Melansir hukumonline.com, Ariyanto Sutardi, Kepala Divisi Bidang Hukum Mabes Polri menerangkan, Pasal 545-547 KUHP sudah tidak cocok pada kondisi sekarang, sehingga implementasinya diabaikan oleh penegak hukum maupun masyarakat. Masyarakat sendiri sudah menganggap ramal-ramalan, bahkan transfer kesaktian, sebagai suatu tindakan yang tidak perlu dihukum.
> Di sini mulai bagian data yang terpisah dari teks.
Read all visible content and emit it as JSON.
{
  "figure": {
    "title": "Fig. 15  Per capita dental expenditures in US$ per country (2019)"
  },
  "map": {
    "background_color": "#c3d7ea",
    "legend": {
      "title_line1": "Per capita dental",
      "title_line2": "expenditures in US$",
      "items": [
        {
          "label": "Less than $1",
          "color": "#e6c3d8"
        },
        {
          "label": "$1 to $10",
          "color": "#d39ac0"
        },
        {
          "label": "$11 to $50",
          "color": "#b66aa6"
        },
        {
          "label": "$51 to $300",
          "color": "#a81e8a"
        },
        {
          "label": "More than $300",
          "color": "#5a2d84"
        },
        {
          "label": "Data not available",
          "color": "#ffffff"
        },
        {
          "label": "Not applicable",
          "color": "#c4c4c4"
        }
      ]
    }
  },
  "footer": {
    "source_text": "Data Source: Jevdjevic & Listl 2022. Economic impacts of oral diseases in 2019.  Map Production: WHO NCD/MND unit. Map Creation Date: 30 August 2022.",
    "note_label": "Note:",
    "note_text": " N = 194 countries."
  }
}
Ketika pelanggaran ringan itu tidak ada efeknya bagi masyarakat, penegak hukum juga jadi malas menindaknya.
Namun demikian, UU Nomor 1 Tahun 2023 tentang KUHP yang akan berlaku tahun 2026 nanti, sudah mengatur secara lebih tegas tentang praktik santet atau kekuatan gaib pada pasal 252. Pasal itu berbunyi: “Setiap Orang yang menyatakan dirinya mempunyai kekuatan gaib, memberitahukan, memberikan harapan, menawarkan, atau memberikan bantuan jasa kepada orang lain bahwa karena perbuatannya dapat menimbulkan penyakit, kematian, atau penderitaan mental atau fisik seseorang, dipidana dengan pidana penjara paling lama satu tahun enam bulan atau pidana denda paling banyak kategori empat, yaitu Rp 200 juta.”
Dosen Program Studi (Prodi) Hukum Pidana Islam, Alfitra menjelaskan, pasal 546 UU Nomor 1 Tahun 1946 dan pasal 252 UU Nomor 1 Tahun 2023 secara terang tidak mengatur masalah santet. Sebab, dalam KUHP tidak terdapat pasal yang secara tata bahasa mengatur santet. “Sejauh itu adalah sesuatu fakta yang belum bisa dikatakan sebagai hal yang terjadi, tetapi memberikan ramalan-ramalan yang bersifat menyesatkan, kelak pelaku peramal itu bisa dijerat,” tuturnya, Rabu (22/4).
Alfitra menyampaikan, penerapan pasal yang mengatur tindak pidana bagi peramal jarang digunakan. Ia menjelaskan, orang-orang lebih cenderung menggunakan pasal penipuan—pasal 378 KUHP. Menurutnya, pasal yang berkaitan dengan tindak pidana bagi peramal atau santet juga memiliki unsur penipuan. “Kita tidak mengatakan tidak memiliki kekuatan hukum, sebab orang yang melaporkan perkara itu kepada penyidik merasa malu,” pungkasnya.